We use Chernoff bounds to bound the contribution of large nodes to the depth of the recursion tree. Suppose that there are j large nodes. We show that with probability not more than  $1/n^{O(\log^2 \log n)}$ , it takes more than  $10 \cdot j$  loop iterations at depth d for j of them to succeed. For this, consider  $10 \cdot j$  random independent trials with success probability at least  $1 - 1/\log^2 n$  each. The expected number of failures is no more than  $\mu = 10 \cdot j/\log^2 n$ . We want to show that the probability that there are greater than  $9 \cdot j$  failures in this experiment is tiny. Using Chernoff bounds in the form presented above with the above  $\mu$ , and  $\delta = (0.9 \cdot \log^2 n - 1)$ , we infer that this probability is asymptotically less than  $1/n^{O(\log^2 \log n)}$ . Since  $j < 2^d$ , the depth contributed by the larger nodes is at most  $2^d(1/2 + r)^d \log n$ , asymptotically smaller than  $\log^{3/2} n/\log \log n$ .

The above analysis shows that the combined depth of all nodes at level d is  $O(\log^{3/2} n/\log \log n)$  with high probability. Since there are only  $1.1 \log_2 \log_2 n$  levels in the recursion tree, this completes the proof.

### A.3 LRU replacement

Thus far, we have assumed that each cache in a Parallel Tree-of-Caches uses an optimal replacement policy. In this section, we consider instead a more practical LRU replacement policy.

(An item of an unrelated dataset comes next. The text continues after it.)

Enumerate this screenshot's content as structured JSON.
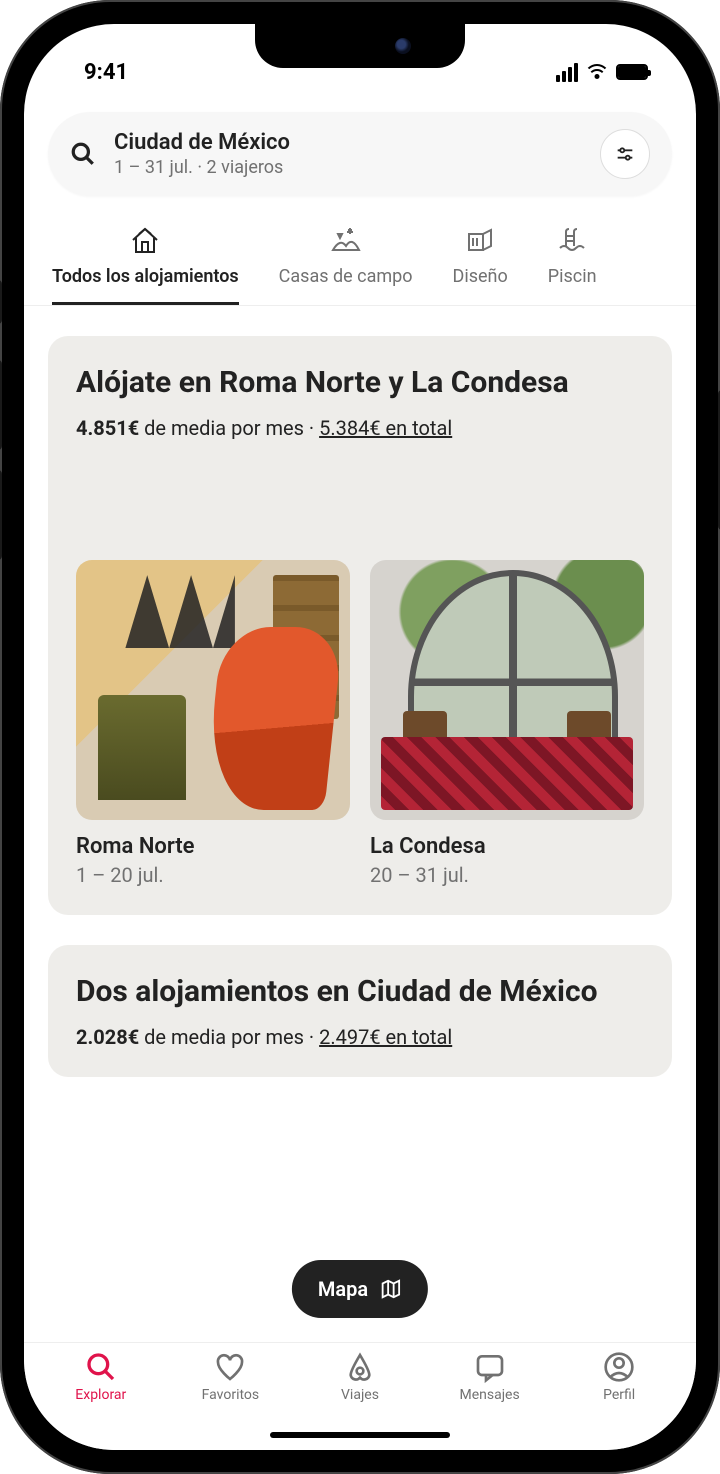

Frigo *et al.* [29] motivate the use of an optimal replacement policy in the cache-oblivious model by appealing to the fact that LRU and optimal differ by at most a constant factor. Namely, Sleator and Tarjan [38] have shown that a cache of size 2Z using LRU incurs at most twice as many misses as a cache of size Z using optimal. This result extends to each cache of the PToC as well.

Alternatively, we can directly consider a PToC in which each cache uses a multi-level inclusive LRU replacement policy. Assuming that a cache line evicted at level i is sent to its parent at level i + 1 and that any access to a memory location not at a level i cache is serviced by passing it from higher levels in the memory hierarchy through its parent cache at level i + 1, the cache at level i + 1 knows exactly what elements are contained in its children caches at level i. From the order in which cache lines were evicted by level i, a cache at level i + 1 can fill up the rest of its slots and order them in the LRU order. See Figure 9.